Finite dimensional central division $\mathbb K$-algebra as a subalgebra of a matrix $\mathbb K$-algebra

Write $d=\dim_K(D)$. Consider the set $D^m$ for a natural number $m$. Then $D^m$ is a right $D$-module, and has dimension $md$ as a vector space over $D$. Choose a basis $B$ for $D^m$ over $K$. Each right multiplication map $\rho_a:x\to xa$ on $D^m$ is a $K$-vector endomorphism of $D^m$. Expressing it in terms of the basis $B$ gives a matrix $N_a$. Then $a\to N_a$ is a homomorphism from $D$ to $M_{md}(K)$. As $D$ is simple, its image is isomorphic to $D$ and is a subring of $M_{md}(K)$.

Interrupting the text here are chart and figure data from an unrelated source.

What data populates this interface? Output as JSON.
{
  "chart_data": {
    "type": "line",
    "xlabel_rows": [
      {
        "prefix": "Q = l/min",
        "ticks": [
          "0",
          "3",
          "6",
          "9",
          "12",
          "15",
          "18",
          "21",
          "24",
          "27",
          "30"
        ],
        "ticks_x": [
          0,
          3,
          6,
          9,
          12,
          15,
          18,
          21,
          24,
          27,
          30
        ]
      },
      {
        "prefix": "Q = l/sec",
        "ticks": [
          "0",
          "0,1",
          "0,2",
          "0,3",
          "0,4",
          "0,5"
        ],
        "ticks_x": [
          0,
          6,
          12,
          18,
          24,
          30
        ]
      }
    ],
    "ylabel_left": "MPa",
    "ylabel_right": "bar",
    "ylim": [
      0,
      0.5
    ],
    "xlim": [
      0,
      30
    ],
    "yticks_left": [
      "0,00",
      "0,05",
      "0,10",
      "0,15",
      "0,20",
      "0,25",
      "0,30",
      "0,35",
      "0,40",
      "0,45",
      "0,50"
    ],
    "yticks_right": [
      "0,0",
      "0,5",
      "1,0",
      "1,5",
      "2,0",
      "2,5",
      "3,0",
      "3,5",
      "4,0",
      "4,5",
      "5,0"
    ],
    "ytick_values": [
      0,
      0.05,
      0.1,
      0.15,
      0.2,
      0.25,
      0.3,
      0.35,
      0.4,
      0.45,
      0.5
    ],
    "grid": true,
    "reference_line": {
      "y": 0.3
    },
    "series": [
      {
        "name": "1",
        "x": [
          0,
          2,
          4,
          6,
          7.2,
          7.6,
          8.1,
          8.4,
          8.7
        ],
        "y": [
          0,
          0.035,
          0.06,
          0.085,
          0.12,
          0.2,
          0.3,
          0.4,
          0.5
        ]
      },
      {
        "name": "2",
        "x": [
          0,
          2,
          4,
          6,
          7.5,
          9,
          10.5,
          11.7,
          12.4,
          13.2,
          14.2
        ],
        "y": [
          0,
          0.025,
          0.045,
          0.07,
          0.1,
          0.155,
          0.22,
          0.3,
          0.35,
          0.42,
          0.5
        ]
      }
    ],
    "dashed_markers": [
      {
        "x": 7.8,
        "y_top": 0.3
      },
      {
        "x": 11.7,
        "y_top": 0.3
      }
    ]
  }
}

Conversely consider an embedding $\phi:D\to M_n(K)$. Then $K^n$ becomes a right $D$-module via $v\cdot a=v\phi(a)$. For a division ring, module theory follows the same lines as vector space theory over a field: every module is free. Thus $K^n\cong D^m$ as a $D$-module for some $m$. Then $n=md$ on counting dimensions over $K$.


If $D$ is a unital subring of $M_r(K)$ then $K^r$ is a unital $D$-module. But $D$ is a division ring so this means $K^r$ is a $D$-vector spaces, i.e. $K^r=D^m$ for $m=\dim_D K^r$. Evidently $r=m\dim D$.